The study for the DOE, by the NERA Economic Consulting of Washington, said the US economy would benefit under all future scenarios in which exports are envisioned. The Energy Department says, meanwhile, it will evaluate the study along with other information.
"Across all these scenarios, the U.S. was projected to gain net economic benefits from allowing LNG exports. Moreover, for every one of the market scenarios examined, net economic benefits increased as the level of LNG exports increased,” the study found. “In particular, scenarios with unlimited exports always had higher net economic benefits than corresponding cases with limited exports."
But while the study projects $47 billion in increased economic activity by 2020, it also goes on to detail that this largesse will not be doled out equally, saying there would be "winners and losers."

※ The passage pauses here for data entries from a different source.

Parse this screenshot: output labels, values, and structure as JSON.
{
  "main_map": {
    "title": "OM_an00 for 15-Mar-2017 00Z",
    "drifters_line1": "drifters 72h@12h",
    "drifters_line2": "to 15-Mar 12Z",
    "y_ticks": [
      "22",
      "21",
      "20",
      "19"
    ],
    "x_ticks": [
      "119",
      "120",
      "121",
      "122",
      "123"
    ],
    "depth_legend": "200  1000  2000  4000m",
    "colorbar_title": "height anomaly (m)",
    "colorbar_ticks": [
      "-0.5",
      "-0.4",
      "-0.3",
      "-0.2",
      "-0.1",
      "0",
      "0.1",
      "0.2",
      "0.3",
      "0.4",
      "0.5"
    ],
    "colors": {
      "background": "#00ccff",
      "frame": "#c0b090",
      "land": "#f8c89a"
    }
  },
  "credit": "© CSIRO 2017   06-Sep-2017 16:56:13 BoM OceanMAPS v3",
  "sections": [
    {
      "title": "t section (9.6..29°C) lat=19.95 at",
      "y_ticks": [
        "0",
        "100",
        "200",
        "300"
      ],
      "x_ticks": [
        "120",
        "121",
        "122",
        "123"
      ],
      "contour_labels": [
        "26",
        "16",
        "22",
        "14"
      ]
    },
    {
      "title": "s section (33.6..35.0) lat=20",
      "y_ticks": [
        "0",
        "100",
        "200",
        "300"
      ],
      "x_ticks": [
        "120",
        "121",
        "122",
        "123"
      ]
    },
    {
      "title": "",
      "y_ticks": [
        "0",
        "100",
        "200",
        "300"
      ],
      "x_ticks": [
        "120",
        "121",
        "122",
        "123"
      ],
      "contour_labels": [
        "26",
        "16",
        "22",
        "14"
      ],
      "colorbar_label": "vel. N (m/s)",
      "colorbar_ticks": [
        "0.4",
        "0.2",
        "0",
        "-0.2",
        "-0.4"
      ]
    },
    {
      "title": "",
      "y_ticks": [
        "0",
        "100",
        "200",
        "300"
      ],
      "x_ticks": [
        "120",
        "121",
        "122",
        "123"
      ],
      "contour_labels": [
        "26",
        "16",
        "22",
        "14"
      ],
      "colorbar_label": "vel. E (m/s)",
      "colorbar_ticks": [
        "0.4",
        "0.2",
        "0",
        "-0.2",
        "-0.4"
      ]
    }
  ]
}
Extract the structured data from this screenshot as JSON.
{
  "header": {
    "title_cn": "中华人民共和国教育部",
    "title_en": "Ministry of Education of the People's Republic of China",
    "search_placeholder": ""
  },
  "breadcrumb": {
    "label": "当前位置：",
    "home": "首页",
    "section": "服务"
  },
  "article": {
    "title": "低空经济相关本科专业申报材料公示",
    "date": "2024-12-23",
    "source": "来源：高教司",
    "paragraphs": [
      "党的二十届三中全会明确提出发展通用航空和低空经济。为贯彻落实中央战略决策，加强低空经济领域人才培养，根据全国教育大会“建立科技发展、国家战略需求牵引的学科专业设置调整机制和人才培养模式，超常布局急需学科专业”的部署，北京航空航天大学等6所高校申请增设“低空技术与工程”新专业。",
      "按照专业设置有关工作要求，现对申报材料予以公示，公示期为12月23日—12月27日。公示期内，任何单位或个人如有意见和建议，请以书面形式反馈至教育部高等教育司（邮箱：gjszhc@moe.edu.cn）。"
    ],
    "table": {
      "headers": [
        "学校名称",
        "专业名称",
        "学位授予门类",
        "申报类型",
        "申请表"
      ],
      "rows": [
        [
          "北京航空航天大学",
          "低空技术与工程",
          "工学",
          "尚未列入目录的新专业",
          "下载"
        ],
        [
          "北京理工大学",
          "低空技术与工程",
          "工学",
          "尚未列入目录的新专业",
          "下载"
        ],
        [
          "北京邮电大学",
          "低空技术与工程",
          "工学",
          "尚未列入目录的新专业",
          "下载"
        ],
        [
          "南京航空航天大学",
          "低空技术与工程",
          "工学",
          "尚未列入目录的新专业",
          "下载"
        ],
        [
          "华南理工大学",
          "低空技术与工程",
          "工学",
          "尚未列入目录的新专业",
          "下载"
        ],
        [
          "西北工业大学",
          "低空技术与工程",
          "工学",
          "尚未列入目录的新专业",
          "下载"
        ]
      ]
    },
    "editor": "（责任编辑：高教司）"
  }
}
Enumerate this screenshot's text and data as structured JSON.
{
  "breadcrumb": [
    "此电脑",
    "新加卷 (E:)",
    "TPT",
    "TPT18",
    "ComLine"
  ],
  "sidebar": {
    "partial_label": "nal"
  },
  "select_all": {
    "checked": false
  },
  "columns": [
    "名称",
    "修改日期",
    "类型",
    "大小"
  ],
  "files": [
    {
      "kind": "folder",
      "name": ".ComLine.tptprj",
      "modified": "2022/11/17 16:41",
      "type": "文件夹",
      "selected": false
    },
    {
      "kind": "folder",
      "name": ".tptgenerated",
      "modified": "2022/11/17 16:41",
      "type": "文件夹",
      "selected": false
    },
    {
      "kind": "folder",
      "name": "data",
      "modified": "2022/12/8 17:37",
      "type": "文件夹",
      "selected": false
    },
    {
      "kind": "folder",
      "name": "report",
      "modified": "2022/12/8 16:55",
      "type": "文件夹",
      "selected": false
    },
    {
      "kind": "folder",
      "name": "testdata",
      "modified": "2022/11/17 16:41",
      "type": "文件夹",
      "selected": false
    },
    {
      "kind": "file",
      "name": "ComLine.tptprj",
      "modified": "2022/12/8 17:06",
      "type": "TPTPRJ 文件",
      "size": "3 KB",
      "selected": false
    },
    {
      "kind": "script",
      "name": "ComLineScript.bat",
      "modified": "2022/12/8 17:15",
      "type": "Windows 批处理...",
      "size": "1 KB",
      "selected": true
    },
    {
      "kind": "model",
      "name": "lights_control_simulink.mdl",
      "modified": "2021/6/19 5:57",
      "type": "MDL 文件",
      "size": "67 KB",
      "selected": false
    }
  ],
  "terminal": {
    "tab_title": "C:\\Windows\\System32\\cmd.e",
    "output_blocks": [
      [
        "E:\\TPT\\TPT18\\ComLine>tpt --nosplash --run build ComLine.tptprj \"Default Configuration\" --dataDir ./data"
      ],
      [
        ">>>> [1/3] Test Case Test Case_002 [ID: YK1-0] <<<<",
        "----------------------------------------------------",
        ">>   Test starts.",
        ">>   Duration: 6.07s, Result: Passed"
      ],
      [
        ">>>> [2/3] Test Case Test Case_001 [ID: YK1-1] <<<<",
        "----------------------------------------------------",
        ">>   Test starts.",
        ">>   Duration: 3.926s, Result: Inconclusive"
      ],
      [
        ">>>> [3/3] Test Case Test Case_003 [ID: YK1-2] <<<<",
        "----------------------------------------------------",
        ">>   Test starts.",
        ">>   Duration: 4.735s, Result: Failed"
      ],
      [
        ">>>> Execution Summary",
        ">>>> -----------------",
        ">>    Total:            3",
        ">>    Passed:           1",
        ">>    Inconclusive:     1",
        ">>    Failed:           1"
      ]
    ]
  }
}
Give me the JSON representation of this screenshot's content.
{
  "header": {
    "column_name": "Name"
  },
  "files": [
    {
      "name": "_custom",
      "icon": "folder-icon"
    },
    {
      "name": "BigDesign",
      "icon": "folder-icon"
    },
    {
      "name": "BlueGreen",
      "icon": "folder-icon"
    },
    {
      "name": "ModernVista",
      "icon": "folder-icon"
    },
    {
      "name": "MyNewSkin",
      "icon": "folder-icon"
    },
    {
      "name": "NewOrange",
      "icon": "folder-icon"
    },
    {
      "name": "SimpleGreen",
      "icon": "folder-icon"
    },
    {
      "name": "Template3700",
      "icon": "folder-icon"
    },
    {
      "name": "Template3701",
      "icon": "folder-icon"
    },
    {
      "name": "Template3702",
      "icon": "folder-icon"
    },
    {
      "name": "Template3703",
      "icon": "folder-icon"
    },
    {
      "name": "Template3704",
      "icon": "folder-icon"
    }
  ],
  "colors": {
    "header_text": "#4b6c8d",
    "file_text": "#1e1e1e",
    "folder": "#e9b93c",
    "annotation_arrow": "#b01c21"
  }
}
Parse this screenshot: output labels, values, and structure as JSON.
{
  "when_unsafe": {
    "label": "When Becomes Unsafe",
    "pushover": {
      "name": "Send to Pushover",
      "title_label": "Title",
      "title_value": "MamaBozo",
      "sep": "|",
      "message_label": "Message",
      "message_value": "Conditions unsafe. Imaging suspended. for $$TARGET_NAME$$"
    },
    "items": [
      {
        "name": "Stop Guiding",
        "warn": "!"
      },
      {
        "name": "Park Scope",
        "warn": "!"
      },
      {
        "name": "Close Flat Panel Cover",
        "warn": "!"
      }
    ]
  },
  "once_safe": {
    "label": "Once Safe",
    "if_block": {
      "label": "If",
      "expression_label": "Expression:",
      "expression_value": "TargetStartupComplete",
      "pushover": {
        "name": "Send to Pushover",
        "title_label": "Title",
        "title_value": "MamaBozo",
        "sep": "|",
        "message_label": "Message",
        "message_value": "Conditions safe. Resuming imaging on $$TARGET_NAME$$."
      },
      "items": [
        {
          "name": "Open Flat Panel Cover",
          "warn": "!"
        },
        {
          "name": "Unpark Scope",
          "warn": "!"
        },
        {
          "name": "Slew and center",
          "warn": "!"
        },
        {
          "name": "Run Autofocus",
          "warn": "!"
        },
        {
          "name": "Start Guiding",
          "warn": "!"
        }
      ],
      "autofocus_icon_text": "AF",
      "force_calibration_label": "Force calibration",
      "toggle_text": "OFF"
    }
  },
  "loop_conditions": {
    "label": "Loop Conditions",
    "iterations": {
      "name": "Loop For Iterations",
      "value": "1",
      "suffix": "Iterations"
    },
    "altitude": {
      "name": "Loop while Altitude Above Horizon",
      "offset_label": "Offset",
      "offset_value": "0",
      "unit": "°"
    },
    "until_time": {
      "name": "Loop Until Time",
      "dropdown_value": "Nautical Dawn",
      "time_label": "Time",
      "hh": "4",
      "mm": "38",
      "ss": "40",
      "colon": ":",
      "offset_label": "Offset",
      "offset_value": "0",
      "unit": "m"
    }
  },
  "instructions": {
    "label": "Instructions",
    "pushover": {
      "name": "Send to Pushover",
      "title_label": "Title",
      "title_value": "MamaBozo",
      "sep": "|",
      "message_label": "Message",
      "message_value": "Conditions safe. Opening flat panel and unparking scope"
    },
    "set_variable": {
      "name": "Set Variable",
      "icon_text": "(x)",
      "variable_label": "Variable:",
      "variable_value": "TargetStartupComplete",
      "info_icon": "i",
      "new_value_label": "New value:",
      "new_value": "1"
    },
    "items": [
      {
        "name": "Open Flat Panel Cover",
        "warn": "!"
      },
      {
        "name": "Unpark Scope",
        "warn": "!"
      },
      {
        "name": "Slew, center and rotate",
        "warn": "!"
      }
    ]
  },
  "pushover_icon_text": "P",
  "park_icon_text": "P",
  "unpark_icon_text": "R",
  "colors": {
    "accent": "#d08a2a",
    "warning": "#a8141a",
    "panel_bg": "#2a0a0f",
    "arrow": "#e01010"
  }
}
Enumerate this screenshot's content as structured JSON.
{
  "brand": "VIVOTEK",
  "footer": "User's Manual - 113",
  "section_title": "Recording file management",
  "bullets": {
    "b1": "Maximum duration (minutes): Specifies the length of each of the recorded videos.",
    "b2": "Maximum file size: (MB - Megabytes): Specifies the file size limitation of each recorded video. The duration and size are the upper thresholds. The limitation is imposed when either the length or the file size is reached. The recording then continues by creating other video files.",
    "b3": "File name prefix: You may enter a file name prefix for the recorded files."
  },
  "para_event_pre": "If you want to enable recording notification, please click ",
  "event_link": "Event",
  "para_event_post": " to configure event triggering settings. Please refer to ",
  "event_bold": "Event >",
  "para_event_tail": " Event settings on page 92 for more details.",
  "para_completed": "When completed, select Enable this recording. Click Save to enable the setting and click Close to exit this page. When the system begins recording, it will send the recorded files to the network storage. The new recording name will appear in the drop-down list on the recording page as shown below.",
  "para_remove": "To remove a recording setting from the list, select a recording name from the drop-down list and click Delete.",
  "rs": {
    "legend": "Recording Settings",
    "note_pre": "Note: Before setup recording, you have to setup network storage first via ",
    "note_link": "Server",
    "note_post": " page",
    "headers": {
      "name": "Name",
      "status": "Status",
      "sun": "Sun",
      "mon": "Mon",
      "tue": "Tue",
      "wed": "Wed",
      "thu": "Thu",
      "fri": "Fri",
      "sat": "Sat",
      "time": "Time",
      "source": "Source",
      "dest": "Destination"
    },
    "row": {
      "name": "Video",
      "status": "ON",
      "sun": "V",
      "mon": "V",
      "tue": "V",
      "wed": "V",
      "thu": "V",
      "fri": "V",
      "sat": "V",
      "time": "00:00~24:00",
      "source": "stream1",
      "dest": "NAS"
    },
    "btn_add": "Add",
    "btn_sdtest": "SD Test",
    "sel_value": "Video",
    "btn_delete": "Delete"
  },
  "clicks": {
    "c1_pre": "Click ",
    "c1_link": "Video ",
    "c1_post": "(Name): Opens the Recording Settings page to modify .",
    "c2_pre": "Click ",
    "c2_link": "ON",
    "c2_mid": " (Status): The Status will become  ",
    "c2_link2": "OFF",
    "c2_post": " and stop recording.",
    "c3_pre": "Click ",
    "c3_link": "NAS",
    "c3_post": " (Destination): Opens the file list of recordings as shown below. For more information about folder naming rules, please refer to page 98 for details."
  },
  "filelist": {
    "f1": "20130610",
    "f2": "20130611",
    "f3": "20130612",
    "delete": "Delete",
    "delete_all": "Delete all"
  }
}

"Different socioeconomic groups depend on different sources of income, though through retirement savings an increasingly large number of workers share in the benefits of higher income to natural resource companies whose shares they own," the study found. "Nevertheless, impacts will not be positive for all groups in the economy. Households with income solely from wages or government transfers, in particular, might not participate in these benefits."
Even so, overall "net benefits" from such exports to the economy overcame “the losses from reduced capital and wage income to US consumers," it found. "LNG exports have net economic benefits in spite of higher domestic natural gas prices,” the firm concluded.